Rezension

Das Buch der Kinder – Antonia S. Byatt

Das Buch der Kinder - Antonia S. Byatt

Das Buch der Kinder
von Antonia S. Byatt

England im ausgehenden 19. Jahrhundert – die Zeit sozialer Reformen, anarchistischer Strömungen, aufkommender sexueller Freizügigkeit und nicht zuletzt die Zeit der beginnenden Frauenbewegung.

Das ist der Schauplatz für diesen opulenten Roman, an dessen Beginn sich eine Reihe von Künstlern und Freigeistern bei einem Mittsommerfest der Familie Wellwood in Kent zusammenfinden – ein Abend der für alle Beteiligten existentielle Veränderungen mit sich bringt.

Da sind die Gastgeber Olive und Humphry Wellwood mit ihren 7 Kindern, die sich zunächst noch etwas weltfremd in der von Olive als begnadeter Erzählerin erfundenen Märchenwelt bewegen.
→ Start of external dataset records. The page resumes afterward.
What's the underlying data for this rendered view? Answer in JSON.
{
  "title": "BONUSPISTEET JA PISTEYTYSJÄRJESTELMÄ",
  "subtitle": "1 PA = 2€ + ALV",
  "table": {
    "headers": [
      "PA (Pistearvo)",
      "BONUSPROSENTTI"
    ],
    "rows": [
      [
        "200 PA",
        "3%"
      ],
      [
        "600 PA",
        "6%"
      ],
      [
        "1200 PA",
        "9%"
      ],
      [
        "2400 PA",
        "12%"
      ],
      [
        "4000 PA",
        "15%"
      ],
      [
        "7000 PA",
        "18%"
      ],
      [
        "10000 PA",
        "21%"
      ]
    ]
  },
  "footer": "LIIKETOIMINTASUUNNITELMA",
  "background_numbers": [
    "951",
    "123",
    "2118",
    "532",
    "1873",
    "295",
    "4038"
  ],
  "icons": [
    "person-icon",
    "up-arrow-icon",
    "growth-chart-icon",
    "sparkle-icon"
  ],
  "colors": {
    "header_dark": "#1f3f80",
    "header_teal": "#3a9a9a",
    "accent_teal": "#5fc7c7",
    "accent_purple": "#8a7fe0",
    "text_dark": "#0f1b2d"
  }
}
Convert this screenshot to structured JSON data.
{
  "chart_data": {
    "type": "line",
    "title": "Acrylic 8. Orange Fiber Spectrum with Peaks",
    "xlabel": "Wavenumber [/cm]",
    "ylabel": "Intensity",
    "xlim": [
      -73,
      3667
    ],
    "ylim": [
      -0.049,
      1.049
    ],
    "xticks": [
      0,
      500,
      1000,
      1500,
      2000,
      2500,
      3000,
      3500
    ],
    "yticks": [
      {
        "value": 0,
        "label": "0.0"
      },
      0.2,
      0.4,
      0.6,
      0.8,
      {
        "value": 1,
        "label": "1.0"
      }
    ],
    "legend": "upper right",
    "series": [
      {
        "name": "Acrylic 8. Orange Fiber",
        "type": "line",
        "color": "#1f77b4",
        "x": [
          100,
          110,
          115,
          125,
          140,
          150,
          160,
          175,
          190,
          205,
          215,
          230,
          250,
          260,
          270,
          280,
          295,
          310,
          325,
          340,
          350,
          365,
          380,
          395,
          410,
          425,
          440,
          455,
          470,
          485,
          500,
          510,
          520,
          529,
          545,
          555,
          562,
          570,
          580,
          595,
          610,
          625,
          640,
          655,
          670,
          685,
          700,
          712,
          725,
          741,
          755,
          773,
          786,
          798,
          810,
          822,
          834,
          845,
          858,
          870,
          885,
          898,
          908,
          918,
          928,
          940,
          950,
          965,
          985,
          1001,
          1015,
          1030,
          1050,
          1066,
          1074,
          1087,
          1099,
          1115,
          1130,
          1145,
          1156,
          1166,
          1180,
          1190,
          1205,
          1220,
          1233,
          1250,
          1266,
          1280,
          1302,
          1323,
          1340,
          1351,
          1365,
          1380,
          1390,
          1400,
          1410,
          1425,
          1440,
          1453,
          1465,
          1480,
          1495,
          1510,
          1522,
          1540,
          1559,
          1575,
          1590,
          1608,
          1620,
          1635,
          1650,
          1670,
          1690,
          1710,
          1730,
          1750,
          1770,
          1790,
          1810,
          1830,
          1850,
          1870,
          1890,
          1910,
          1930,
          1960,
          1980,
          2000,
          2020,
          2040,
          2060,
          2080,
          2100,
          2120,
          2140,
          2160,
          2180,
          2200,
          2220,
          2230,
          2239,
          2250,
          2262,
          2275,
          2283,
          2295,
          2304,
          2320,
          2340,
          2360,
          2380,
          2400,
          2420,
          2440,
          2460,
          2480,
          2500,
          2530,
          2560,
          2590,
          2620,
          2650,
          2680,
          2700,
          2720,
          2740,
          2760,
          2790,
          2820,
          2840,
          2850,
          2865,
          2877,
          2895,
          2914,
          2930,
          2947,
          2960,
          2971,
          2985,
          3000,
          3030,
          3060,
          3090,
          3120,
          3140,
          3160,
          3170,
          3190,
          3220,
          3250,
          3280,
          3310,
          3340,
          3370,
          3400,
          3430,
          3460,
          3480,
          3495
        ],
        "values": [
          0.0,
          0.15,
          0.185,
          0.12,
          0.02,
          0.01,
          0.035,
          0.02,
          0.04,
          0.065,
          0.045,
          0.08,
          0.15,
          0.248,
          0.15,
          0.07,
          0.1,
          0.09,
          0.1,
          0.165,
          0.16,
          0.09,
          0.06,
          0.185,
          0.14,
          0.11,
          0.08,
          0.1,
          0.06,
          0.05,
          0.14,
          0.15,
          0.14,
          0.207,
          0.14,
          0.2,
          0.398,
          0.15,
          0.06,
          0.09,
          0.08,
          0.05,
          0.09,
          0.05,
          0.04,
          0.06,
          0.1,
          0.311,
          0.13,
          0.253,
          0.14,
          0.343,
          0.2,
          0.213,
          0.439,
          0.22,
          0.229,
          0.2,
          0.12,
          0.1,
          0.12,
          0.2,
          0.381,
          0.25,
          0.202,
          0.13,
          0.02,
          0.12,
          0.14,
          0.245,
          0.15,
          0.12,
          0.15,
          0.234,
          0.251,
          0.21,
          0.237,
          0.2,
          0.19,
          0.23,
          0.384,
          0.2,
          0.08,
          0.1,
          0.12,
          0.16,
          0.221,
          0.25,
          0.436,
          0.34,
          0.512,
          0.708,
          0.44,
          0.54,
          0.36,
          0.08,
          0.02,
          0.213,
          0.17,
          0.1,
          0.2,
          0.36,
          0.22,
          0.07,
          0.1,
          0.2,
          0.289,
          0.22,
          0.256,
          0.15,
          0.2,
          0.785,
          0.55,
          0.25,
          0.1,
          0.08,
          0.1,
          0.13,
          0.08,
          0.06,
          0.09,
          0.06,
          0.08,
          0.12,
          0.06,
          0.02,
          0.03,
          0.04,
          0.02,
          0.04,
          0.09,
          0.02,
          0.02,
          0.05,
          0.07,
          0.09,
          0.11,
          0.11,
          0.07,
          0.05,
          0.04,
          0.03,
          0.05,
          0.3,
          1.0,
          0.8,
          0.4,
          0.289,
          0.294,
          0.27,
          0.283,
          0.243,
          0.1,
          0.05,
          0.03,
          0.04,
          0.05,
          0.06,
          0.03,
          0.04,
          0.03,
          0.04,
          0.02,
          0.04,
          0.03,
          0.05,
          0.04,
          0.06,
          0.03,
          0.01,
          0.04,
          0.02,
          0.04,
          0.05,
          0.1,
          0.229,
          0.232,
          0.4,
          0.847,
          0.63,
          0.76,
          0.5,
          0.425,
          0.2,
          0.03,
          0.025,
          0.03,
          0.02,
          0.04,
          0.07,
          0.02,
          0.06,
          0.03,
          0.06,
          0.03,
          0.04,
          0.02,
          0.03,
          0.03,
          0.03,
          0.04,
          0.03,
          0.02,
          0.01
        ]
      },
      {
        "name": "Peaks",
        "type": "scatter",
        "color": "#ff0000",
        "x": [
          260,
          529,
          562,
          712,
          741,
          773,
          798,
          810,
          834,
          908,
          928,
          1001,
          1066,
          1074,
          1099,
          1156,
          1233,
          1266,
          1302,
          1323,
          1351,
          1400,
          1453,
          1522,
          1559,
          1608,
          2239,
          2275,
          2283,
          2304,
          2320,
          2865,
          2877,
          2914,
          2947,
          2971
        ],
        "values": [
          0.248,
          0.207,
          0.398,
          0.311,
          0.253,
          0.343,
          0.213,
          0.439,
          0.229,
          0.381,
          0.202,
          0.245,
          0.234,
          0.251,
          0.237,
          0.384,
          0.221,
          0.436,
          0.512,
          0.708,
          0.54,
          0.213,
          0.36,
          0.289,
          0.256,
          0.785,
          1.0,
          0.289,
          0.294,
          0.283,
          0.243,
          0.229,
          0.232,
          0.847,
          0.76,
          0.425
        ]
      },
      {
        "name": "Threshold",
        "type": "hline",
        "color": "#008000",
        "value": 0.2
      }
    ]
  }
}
Da ist weiter der idealistische verwitwete Museumskurator Prosper Cain, der die Zeichen der Zeit gut erkennt und die Geschicke seiner beiden Kinder sowie auch anderer Protagonisten vorausschauend lenkt, sowie der geniale, völlig verarmte Künstler Fludd, der den mittellosen, aber ebenfalls hochbegabten Töpfer Philip bei sich aufnimmt.

Um diese und viele andere Figuren ranken sich verbindungsreiche Geschichten, die im wesentlichen die Lebensläufe vor allem der jungen Generation zum Inhalt haben, die, sich der Aufbruchsstimmung der Zeit bewusst werdend, plötzlich ganz neue Wege beschreiten können.
Ebenso wie die Mädchen erfahren, dass sie ehemals männliche Domänen wie den Arztberuf durchaus ergreifen können, lernen die Kinder erstmals, sich mit ihrer eigenen Sexualität auseinanderzusetzen und sogar das Tabu der Homosexualität zu brechen. Einer der Höhepunkte der Handlung ist die Beschreibung der Eindrücke der Protagonisten anlässlich eines Besuches der Pariser Weltausstellung, worin sich alle Strömungen der Zeit bündeln.

„Das Buch der Kinder“ ist Entwicklungs- und Künstlerroman – zugleich mit vielen Anleihen aus der englischen Literatur von Shakespeare über Jane Austen bis hin zu Charles Dickens, wobei auch die deutsche Übersetzung (Melanie Walz) von der sprachlichen Kenntnis dieser Autoren zeugt und die Lektüre der 900 Seiten verschwenderisch üppiger Sprache zu einem absoluten Erlebnis macht.